Whilst GDPR is finalised as a regulation, the required implementation and scope is far from agreed. Member states of the EU can opt out of particular articles through a flexible model designed to meet the requirements of a member state and the organisations within it, which poses the question of how can regulation be achieved with so much flexibility?

The GDPR compliance requirements are very stringent in certain areas, in particular the reporting of incidents which would have to be reported to the regulator within 72 hours of discovery, which through past experience would be very onerous to enact as this is the critical time period when an organisation is responding to and mitigating an incident.

There is also the potential issue that organisations may reduce their incident detection capability for ease of compliance with GDPR; if they loosen their incident detection capability then they will have fewer incidents to actually report upon .

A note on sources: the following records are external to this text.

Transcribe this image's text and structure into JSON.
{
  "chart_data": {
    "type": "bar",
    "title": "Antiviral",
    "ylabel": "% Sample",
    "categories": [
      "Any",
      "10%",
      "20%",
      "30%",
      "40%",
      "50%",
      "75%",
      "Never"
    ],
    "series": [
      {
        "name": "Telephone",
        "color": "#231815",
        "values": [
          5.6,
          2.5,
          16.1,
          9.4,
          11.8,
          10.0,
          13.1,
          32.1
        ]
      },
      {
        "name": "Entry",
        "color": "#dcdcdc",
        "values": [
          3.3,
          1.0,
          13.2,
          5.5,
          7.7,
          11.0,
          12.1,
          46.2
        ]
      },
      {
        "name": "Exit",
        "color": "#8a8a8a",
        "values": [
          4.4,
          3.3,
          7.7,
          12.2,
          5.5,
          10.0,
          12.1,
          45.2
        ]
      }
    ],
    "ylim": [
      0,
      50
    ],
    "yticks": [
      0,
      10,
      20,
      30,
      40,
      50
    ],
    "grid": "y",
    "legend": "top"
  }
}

To meet the reporting and other GDPR requirements will take significant investment from organisations which will most certainly be met with resistance from budget holders. It is more likely that the driver for compliance will be the huge financial sanctions that are proposed – 4 percent of an organisation’s worldwide turnover.

I believe there will be many multi-million pound/euro/dollar sanctions for data protection breaches within this decade alone and whilst the standards and regulations are yet to be ratified, organisations need to start looking at a compliance strategy to work towards the intended 2018 mandate of the GDPR.

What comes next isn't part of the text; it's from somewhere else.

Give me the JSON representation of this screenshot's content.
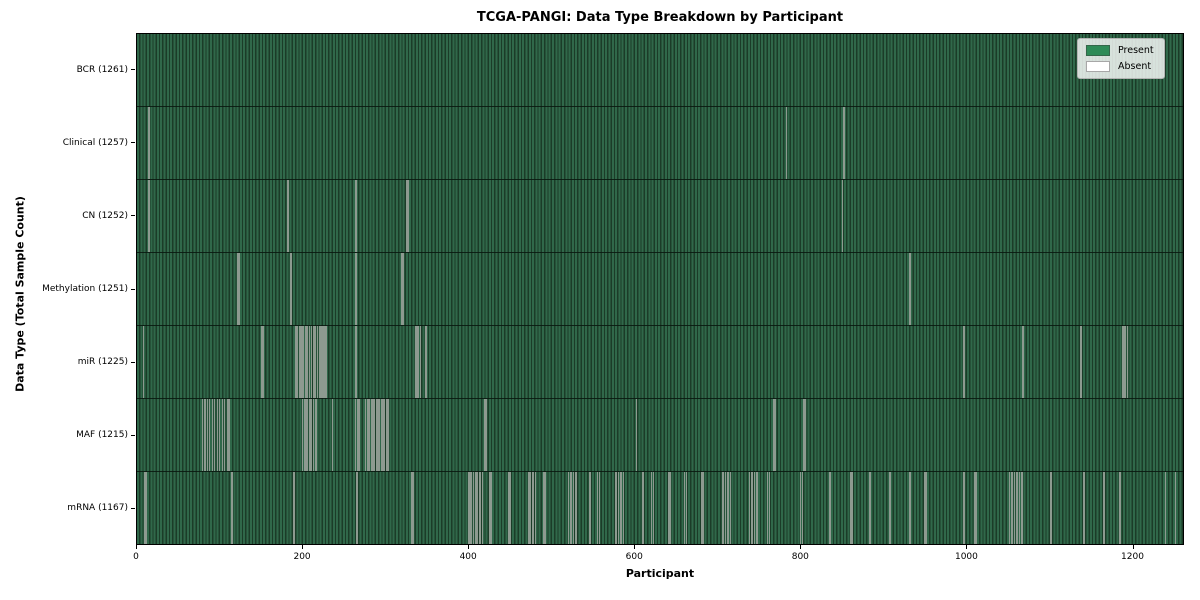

While we don’t yet know what form the data protection legislation will take (the UK may mirror the requirements, as it did back in 1998 with the Data Protection Act which was drafted to comply with the EU Data Protection Directive in 1995, or it could see us simply adopt the same regulation under a different moniker) it’s in the interests of UK companies to start making moves towards compliance now. We don’t yet know if the ‘right to be forgotten’ be, well, forgotten, but we must assume that the bones of the regulation will apply.

Because of the uncertainty, organisations need to look at adopting a two stage implementation, addressing the changes that are going to be activated immediately and leaving any issues that are expected to change. Points for immediate action include the appointment of Data Protection Officer role and definition of responsibilities, selection of Data Protection Agency/ies, adherence to data processing of EU citizens’ data requirements, educational programs raising awareness and the training of personnel dealing with personal data to achieve compliance.

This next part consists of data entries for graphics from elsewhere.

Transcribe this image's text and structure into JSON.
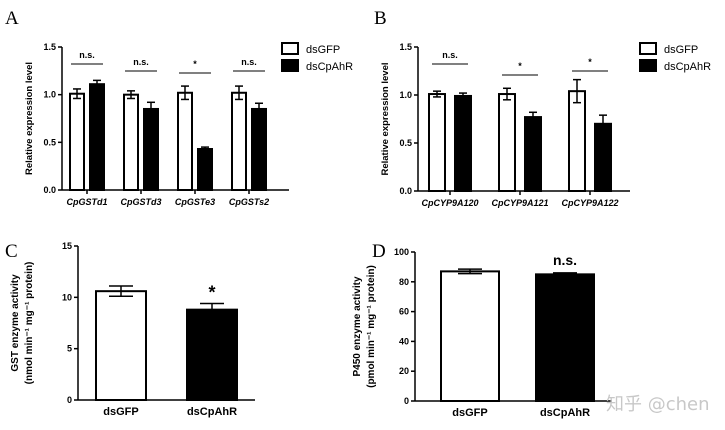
{
  "watermark": "知乎 @chen",
  "chart_data": [
    {
      "panel": "A",
      "type": "bar",
      "ylabel": "Relative expression level",
      "ylim": [
        0,
        1.5
      ],
      "yticks": [
        "0.0",
        "0.5",
        "1.0",
        "1.5"
      ],
      "ytickvals": [
        0,
        0.5,
        1,
        1.5
      ],
      "categories": [
        "CpGSTd1",
        "CpGSTd3",
        "CpGSTe3",
        "CpGSTs2"
      ],
      "italic_categories": true,
      "series": [
        {
          "name": "dsGFP",
          "fill": "#ffffff",
          "values": [
            1.01,
            1.0,
            1.02,
            1.02
          ],
          "errors": [
            0.05,
            0.04,
            0.07,
            0.07
          ]
        },
        {
          "name": "dsCpAhR",
          "fill": "#000000",
          "values": [
            1.11,
            0.85,
            0.43,
            0.85
          ],
          "errors": [
            0.04,
            0.07,
            0.02,
            0.06
          ]
        }
      ],
      "significance": [
        "n.s.",
        "n.s.",
        "*",
        "n.s."
      ],
      "legend": "top-right"
    },
    {
      "panel": "B",
      "type": "bar",
      "ylabel": "Relative expression level",
      "ylim": [
        0,
        1.5
      ],
      "yticks": [
        "0.0",
        "0.5",
        "1.0",
        "1.5"
      ],
      "ytickvals": [
        0,
        0.5,
        1,
        1.5
      ],
      "categories": [
        "CpCYP9A120",
        "CpCYP9A121",
        "CpCYP9A122"
      ],
      "italic_categories": true,
      "series": [
        {
          "name": "dsGFP",
          "fill": "#ffffff",
          "values": [
            1.01,
            1.01,
            1.04
          ],
          "errors": [
            0.03,
            0.06,
            0.12
          ]
        },
        {
          "name": "dsCpAhR",
          "fill": "#000000",
          "values": [
            0.99,
            0.77,
            0.7
          ],
          "errors": [
            0.03,
            0.05,
            0.09
          ]
        }
      ],
      "significance": [
        "n.s.",
        "*",
        "*"
      ],
      "legend": "top-right"
    },
    {
      "panel": "C",
      "type": "bar",
      "ylabel": "GST enzyme activity",
      "ylabel2": "(nmol min⁻¹ mg⁻¹ protein)",
      "ylim": [
        0,
        15
      ],
      "yticks": [
        "0",
        "5",
        "10",
        "15"
      ],
      "ytickvals": [
        0,
        5,
        10,
        15
      ],
      "categories": [
        "dsGFP",
        "dsCpAhR"
      ],
      "values": [
        10.6,
        8.8
      ],
      "errors": [
        0.5,
        0.6
      ],
      "fills": [
        "#ffffff",
        "#000000"
      ],
      "significance": "*"
    },
    {
      "panel": "D",
      "type": "bar",
      "ylabel": "P450 enzyme activity",
      "ylabel2": "(pmol min⁻¹ mg⁻¹ protein)",
      "ylim": [
        0,
        100
      ],
      "yticks": [
        "0",
        "20",
        "40",
        "60",
        "80",
        "100"
      ],
      "ytickvals": [
        0,
        20,
        40,
        60,
        80,
        100
      ],
      "categories": [
        "dsGFP",
        "dsCpAhR"
      ],
      "values": [
        87,
        85
      ],
      "errors": [
        1.5,
        1.0
      ],
      "fills": [
        "#ffffff",
        "#000000"
      ],
      "significance": "n.s."
    }
  ]
}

With article 50 not yet triggered, it is not known for certain that Britain will leave the EU. But whatever the outcome, either way the country needs to harmonise with the GDPR in some manner as we are both providers and consumers of services and systems containing personal information that span not just the EU but the rest of the world. In this respect, the affect of Brexit on data protection is largely immaterial because of the international nature of the data in question. What’s vital is that we do address data sovereignty and the protection of that data to prevent future misuse. In my view, GDPR doesn’t go far enough in that respect. So perhaps we should all regard the EU GDPR not as a definitive blueprint but as a starting point for better data protection.